Saturday, October 06, 2007

Japan and China invest in Indonesia

Sources: Japan, China power Indonesian growth, Is Southeast Asia Becoming China’s Playpen?

Recent foreign investment in Indonesia has rapidly increased. These investments suggest that Indonesian President Susilo Bambang Yudhoyono’s pro-business policies are starting to benefit the economy despite the Indonesian Parliament’s nationalistic economic regulations which restrict foreign investment. Last month, Parliament outlined new restrictions on foreign investment across various business sectors. However, Yudhoyono appears to be encouraging economic growth led by Japanese and Chinese investment for political reasons, mainly to improve his candidacy, and to admonish his opponents who are predominantly economic nationalists.

Japan and China have recently decided to form business ties with Indonesia which will propel Indonesia’s economic growth in the future. President Yudhoyono signed a free-trade agreement, called the Economic Partnership Agreement, with Japanese Prime Minister Shinzo Abe last week. The agreement will reduce or eliminate tariffs on average by 90% on 9,275 different trade products. A few major joint-venture energy deals have recently formed between Japan and Indonesia. Japan’s largest supplier of liquefied natural gas is Jakarta. Japan sees the agreement as a platform to secure a more stable supply of energy resources from Indonesian producers. This agreement is significant because it is the first wide-ranging bilateral pact Indonesia has ever entered with another country. In addition, China is investing in Indonesia in some large business deals. China is heavily invested in building coal-fired plants in Indonesia and has committed $800 million for other infrastructure and energy projects, including the construction of a dam and power plant.

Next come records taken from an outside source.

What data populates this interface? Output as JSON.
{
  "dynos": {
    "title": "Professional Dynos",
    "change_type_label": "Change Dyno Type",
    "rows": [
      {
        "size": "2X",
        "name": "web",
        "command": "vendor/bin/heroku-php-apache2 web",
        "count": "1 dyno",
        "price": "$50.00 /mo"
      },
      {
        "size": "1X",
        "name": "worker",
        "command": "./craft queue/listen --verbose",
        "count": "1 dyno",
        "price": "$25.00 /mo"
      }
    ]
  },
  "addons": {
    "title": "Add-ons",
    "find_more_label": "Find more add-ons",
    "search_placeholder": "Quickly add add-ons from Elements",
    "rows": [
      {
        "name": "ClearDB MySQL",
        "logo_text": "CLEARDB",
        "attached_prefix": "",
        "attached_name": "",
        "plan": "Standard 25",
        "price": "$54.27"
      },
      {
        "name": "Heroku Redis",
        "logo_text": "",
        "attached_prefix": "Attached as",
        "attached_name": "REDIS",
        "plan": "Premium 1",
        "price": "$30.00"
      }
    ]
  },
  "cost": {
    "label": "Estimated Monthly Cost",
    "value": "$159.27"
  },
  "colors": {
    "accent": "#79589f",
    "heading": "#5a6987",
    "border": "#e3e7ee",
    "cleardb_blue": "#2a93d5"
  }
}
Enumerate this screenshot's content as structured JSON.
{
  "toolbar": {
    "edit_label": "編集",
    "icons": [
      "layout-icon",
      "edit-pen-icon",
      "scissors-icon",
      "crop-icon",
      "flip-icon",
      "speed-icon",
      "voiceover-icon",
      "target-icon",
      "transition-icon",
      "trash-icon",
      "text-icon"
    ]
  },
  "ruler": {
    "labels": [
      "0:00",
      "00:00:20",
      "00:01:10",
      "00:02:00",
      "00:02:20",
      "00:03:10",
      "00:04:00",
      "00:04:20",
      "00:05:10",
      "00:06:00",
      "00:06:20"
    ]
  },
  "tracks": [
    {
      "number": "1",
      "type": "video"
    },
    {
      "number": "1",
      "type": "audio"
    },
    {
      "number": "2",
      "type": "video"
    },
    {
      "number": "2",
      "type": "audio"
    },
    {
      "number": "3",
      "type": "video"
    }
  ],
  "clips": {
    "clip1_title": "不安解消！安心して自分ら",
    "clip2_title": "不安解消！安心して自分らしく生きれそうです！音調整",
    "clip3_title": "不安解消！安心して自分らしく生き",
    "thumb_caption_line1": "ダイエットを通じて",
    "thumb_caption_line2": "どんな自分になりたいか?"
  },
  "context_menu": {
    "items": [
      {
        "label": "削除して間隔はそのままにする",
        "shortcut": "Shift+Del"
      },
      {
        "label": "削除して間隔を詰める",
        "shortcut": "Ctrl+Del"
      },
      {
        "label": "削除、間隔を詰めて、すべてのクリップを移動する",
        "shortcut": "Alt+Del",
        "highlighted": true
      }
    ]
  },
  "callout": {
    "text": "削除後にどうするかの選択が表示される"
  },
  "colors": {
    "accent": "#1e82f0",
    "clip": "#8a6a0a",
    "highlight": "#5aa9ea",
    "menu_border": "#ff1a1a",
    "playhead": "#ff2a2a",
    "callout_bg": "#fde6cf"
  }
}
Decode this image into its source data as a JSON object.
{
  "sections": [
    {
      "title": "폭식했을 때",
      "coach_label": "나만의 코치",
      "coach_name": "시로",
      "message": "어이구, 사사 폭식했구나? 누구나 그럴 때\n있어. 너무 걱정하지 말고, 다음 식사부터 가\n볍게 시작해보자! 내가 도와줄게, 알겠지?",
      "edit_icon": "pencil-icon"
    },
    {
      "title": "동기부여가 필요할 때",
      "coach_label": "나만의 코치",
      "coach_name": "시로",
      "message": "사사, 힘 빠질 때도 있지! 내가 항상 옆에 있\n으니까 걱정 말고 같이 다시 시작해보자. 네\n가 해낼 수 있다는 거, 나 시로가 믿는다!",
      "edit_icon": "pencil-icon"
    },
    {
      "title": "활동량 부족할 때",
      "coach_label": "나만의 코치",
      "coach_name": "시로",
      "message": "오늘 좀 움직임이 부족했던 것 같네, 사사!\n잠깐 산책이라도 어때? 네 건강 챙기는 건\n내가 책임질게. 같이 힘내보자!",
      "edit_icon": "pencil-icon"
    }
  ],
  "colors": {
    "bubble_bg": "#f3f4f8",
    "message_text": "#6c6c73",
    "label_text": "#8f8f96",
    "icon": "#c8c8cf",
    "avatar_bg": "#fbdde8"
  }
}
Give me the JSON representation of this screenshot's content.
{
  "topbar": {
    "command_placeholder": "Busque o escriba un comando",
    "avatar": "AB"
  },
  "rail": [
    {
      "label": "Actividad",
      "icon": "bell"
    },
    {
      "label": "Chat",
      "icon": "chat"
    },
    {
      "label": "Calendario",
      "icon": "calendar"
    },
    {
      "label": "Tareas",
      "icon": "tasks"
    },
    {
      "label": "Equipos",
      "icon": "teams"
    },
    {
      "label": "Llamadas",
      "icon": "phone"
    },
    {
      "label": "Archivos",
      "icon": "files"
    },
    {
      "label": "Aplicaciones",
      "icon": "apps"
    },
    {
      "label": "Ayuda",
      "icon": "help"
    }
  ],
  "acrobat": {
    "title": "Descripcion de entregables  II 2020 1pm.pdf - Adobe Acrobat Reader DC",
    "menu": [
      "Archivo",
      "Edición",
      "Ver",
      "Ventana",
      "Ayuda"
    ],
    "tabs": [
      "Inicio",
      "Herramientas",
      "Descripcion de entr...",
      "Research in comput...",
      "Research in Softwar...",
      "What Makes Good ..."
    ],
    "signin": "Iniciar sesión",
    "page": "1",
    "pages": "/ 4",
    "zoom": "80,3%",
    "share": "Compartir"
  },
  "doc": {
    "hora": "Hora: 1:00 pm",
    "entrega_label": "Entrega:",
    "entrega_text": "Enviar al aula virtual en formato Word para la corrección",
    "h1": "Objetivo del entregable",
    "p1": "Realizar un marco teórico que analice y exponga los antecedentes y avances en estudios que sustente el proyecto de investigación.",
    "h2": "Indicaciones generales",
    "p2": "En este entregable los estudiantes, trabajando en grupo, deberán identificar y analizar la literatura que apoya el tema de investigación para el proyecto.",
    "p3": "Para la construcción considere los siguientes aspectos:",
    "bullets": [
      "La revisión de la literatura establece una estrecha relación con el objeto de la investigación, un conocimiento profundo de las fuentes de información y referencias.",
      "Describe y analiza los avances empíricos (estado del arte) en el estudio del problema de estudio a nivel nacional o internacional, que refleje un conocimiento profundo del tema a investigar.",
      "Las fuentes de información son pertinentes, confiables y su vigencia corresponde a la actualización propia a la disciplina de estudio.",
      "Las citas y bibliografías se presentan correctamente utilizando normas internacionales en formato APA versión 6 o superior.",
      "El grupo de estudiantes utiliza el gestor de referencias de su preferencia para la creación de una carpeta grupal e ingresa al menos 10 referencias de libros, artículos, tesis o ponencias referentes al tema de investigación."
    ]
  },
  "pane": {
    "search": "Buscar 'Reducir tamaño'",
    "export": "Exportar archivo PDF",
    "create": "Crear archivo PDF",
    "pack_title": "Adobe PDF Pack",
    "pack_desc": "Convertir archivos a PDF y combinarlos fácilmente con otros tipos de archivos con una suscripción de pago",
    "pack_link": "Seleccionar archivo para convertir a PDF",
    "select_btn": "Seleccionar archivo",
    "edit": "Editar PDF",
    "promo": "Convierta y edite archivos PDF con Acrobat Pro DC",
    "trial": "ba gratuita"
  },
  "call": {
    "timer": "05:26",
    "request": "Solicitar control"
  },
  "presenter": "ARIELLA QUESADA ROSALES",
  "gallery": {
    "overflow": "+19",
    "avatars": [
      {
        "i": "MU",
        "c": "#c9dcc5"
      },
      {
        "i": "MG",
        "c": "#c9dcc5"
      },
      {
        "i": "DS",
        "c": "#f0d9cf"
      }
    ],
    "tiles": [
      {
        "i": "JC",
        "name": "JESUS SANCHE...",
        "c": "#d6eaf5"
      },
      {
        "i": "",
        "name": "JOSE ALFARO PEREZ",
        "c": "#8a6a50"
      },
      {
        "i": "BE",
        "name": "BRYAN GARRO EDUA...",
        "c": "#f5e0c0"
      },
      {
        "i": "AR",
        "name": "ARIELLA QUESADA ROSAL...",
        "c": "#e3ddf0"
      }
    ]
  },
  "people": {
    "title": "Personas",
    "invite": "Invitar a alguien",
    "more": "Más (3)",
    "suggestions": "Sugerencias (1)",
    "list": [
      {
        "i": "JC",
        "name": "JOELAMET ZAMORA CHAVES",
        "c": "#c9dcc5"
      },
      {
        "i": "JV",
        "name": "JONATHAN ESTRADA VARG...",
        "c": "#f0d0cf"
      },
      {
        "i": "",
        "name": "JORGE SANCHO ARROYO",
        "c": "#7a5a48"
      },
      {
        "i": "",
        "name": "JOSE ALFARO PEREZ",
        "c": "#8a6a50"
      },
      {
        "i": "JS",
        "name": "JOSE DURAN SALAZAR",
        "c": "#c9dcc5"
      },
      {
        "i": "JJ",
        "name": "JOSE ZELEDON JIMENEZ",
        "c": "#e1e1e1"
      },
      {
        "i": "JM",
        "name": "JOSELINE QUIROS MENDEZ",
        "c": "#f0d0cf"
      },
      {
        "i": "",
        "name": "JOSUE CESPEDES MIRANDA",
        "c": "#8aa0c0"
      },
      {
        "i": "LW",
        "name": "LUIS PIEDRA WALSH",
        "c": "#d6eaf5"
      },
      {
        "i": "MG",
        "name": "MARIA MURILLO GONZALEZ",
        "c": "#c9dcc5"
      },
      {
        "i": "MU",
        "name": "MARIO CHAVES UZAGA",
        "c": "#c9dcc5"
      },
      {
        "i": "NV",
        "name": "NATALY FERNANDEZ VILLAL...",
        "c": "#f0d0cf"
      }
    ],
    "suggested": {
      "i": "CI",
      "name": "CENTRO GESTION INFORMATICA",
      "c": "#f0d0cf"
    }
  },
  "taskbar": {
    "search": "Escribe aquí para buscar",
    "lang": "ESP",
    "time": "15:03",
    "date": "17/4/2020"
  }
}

The Japanese and Chinese newfound interest in Indonesian energy projects signifies the global competition for new and reliable energy supplies. In addition, these investments are part of competition between the Asian nations to expand their economic influence in the region. The large investments establish the increasing optimism in Indonesia’s economic development. For example, gross domestic product grew 6.3% in the second quarter of 2007.

For Discussion:
Is the United States's policy of withholding trade relations with some parts of Southeast Asia allowing China to gain an economic foothold in the region?

1 comment:

ro said...

For interest, what do you mean by "withholding"? And when does the new EPA enter into force?

China has an enormous foothold already and its growing but that doesnt mean the rest of Asia (and maybe particularly SE Asia) are not worried about being crowded out in terms of investment, manufacturing, food and energy security.

Hence they're integrating or aggregating madly to create a bulwark of critical mass and doing deals with other economic giants such as the EU etc. plus emerging giants like India to shore up their options.

Thats my view from Australia anyway.